These lovely layered St. Patty’s Day treats were supposed to be a cake…but ended up even better!
I am in the middle of the Navajo Nation without a Bundt cake pan. That is how this tale begins. I am almost 3 hours from a store that sells Bundt pans. In my mind, I wanted to make a lovely bundt cake full of swirls of various shades of green, topped with melted Key Lime frosting. SO- I did what any enterprising blogging girl would do- I ordered a pan on ebay, with free shipping. It took a week, but once I got it I was ready to go! I divided my cake mix into 4 parts and colored each part an increasingly darker shade of green and swirled the colors together in the pan. After it baked, I tipped it out on a cake rack and…..
I let the disaster cool and re-thought my recipe. I brought my favorite little Weck jars with me, and I had some heavy cream to whip… how about parfaits!!
Here’s the recipe: (printable version)
INGREDIENTS: (makes 10-12 small parfaits)
- One boxed white cake mix (Plus water, oil and eggs to make according to box)
- Green food coloring gel
- One tub of Pillsbury Key Lime Frosting
- 2 cups heavy whipping cream
- 3 Tablespoons of powdered sugar
- Make cake according to boxed mix, adding green food color to make batter green (you can make several shades of green if you want, but you don’t have to).
- Bake as directed in any cake pan you want (lol!)
- Allow cake to cool completely.
- Put heavy cream and powdered sugar in a large mixing bowl and beat on high until cream is whipped and light, holding stiff peaks.
- Take the lid and foil wrap off the tub of frosting, and heat in the microwave for 20-30 seconds. Stir until it is a nice smooth liquid.
- Assemble your parfaits by spooning a bit of frosting into each glass, followed by a bit of crumbled cake, followed by a dollop of whipped cream. Repeat these layers until you are at the top.
- End with a swirl of whipped cream and some sprinkles.
My thoughts: These ended up being the yummiest dessert! I had a family over to visit that night and they gobbled up every last bit of it and loved it. That key lime frosting is the BOMB! Yum!
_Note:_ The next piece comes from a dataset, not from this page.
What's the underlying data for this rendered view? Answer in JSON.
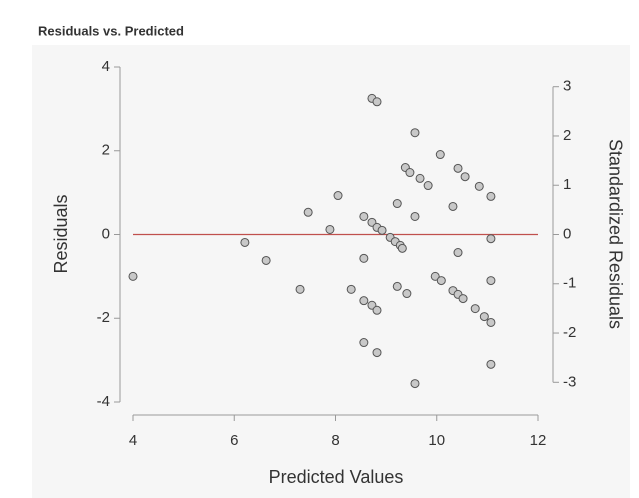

Anyway, thanks for joining me on my latest Navajo kitchen adventure! Happy St. Patricks Day!! ~rUsually I give you another four recipes related to this one. But today I leave you with one. These are seriously some of the best cupcakes I’ve ever made, and they are perfect for St. Patrick’s Day….just click on the photo and you’ll be magically transported to the yummy recipe. I present: Bailey’s Irish Cream Cupcakes….Enjoy!!!! ~r
So, so CUTE! I love these and so perfect for St. Patrick’s Day!
These look amazing!
These are so pretty! Don’t you love it a “disaster” turns into something even better than you were going for to begin with? 🙂
Thank you- and yes…I think that “saved” recipes are some of the best discoveries!!!
You’re in the middle of the Navajo Nation? I lived in Lukachukai AZ once.
I am very close to Lukachukai! I’m in Rough Rock (near Many Farms) I actually got stuck on the mountain pass there during some surprise snow….not my favorite memory… lol!